Personal information
- Born: April 28, 1934 Rule, Texas, U.S.
- Died: July 6, 2023 (aged 89)
- Listed height: 6 ft 3 in (1.91 m)
- Listed weight: 193 lb (88 kg)

Career information
- High school: Amherst (TX)
- College: Hardin–Simmons Cowboys (1953-1956)

Career history
- Baltimore Colts (1957)*;
- * Offseason or practice squad member only

= Connie Baird =

Former American football quarterback.

Connie Gene Baird (April 28, 1934 - July 6, 2023) was an American football end. He played for the Hardin–Simmons Cowboys and ranked third in college football in receiving in 1956.

==Early life==
Baird was born in Rule, Texas. His family moved to a cotton farm in Amherst, Texas, when Baird was five years old.
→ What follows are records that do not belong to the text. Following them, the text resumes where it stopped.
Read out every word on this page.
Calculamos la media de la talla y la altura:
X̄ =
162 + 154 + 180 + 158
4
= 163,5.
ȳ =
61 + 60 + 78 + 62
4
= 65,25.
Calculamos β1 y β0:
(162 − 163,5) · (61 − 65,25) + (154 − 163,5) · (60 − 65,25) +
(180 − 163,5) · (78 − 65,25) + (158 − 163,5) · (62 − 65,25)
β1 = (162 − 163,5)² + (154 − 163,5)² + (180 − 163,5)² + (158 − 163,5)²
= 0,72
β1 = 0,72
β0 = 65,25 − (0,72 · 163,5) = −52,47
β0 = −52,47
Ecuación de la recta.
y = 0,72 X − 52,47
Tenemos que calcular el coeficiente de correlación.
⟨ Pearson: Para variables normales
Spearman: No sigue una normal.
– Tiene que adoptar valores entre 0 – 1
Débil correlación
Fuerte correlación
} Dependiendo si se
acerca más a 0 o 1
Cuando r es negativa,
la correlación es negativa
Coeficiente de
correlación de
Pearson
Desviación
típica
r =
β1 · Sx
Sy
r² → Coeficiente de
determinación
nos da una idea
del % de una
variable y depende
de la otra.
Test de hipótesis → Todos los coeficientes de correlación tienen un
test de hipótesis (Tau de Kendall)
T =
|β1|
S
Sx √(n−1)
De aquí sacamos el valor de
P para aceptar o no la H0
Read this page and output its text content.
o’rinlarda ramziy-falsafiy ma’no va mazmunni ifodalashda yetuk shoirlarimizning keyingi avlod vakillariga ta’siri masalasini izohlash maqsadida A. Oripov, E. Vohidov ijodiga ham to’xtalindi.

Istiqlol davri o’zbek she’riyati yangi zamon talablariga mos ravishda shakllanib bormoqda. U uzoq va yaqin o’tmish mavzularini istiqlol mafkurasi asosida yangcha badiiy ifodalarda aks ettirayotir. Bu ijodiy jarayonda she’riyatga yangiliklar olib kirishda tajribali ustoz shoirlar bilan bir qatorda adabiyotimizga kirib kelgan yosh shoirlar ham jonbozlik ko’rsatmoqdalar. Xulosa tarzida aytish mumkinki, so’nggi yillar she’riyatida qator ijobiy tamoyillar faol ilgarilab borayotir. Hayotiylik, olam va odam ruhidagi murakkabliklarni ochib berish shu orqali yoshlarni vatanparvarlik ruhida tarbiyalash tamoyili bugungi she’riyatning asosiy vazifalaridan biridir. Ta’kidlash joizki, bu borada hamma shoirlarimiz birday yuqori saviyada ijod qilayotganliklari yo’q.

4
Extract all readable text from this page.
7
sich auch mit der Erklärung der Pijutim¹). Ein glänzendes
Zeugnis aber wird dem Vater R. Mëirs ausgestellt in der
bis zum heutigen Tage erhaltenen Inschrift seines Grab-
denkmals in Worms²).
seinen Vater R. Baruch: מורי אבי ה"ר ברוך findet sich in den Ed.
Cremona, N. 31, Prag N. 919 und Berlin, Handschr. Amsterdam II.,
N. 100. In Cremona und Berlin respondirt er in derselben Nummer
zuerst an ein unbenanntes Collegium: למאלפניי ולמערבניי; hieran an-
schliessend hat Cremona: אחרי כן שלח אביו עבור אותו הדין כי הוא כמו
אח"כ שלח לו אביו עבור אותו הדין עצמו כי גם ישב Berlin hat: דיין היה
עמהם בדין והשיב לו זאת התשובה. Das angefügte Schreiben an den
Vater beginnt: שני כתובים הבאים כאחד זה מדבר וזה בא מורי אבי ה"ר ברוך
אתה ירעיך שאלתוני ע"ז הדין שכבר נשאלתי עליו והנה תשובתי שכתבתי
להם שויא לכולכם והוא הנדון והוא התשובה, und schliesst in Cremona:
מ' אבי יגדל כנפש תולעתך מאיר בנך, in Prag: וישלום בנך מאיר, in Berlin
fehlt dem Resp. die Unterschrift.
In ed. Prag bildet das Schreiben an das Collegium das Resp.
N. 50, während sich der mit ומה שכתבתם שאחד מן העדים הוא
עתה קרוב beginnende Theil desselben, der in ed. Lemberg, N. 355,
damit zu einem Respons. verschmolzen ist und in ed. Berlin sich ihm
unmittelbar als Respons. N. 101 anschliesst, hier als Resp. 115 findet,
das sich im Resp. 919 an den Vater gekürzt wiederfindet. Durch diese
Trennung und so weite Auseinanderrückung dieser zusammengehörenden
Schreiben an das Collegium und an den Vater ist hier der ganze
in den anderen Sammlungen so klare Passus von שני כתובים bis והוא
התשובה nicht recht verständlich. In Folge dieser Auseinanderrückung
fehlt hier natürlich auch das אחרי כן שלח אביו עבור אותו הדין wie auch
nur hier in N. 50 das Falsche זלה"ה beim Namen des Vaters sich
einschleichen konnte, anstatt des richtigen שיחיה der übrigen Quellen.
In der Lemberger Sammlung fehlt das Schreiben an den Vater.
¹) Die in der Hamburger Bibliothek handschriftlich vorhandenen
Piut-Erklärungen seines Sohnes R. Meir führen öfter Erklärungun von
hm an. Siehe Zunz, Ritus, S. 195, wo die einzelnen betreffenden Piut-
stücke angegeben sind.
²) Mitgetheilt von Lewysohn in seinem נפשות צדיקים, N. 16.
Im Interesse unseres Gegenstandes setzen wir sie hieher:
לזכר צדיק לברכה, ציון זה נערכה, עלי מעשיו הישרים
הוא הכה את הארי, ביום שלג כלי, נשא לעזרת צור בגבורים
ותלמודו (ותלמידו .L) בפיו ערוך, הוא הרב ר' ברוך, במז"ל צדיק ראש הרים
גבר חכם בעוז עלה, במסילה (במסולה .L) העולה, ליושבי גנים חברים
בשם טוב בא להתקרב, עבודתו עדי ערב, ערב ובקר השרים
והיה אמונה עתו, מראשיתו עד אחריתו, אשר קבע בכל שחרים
He attended Amherst High School where he earned letters in both football and basketball.

==Hardin-Simmons==
Baird played college football for the Hardin–Simmons Cowboys from 1953 to 1956. In 1956, he ranked among the leading receivers in major-college football with 37 receptions (3rd in country) and 455 receiving yards (5th in country). In three years as a varsity player at Hardin-Simmons, he tallied 71 receptions for 854 yards and four touchdowns. Head coach Sammy Baugh rated Baird as "one of the better ends I've coached, pro or college, and I've coached some pretty good ends."

==Later life==
Baird was selected by the Baltimore Colts in the 23rd round of the 1957 NFL draft. He signed with th Colts in February 1957. He was drafted into the military in 1957 and did not appear in any games with the Colts.

Baird later worked in financial services, including positions with Ford Motor Credit Union, First National Bank of Abilene, and Southwest Savings. He was inducted into the Hardin Simmons Hall of Fame in 1999. Baird died in July 2023 at age 89.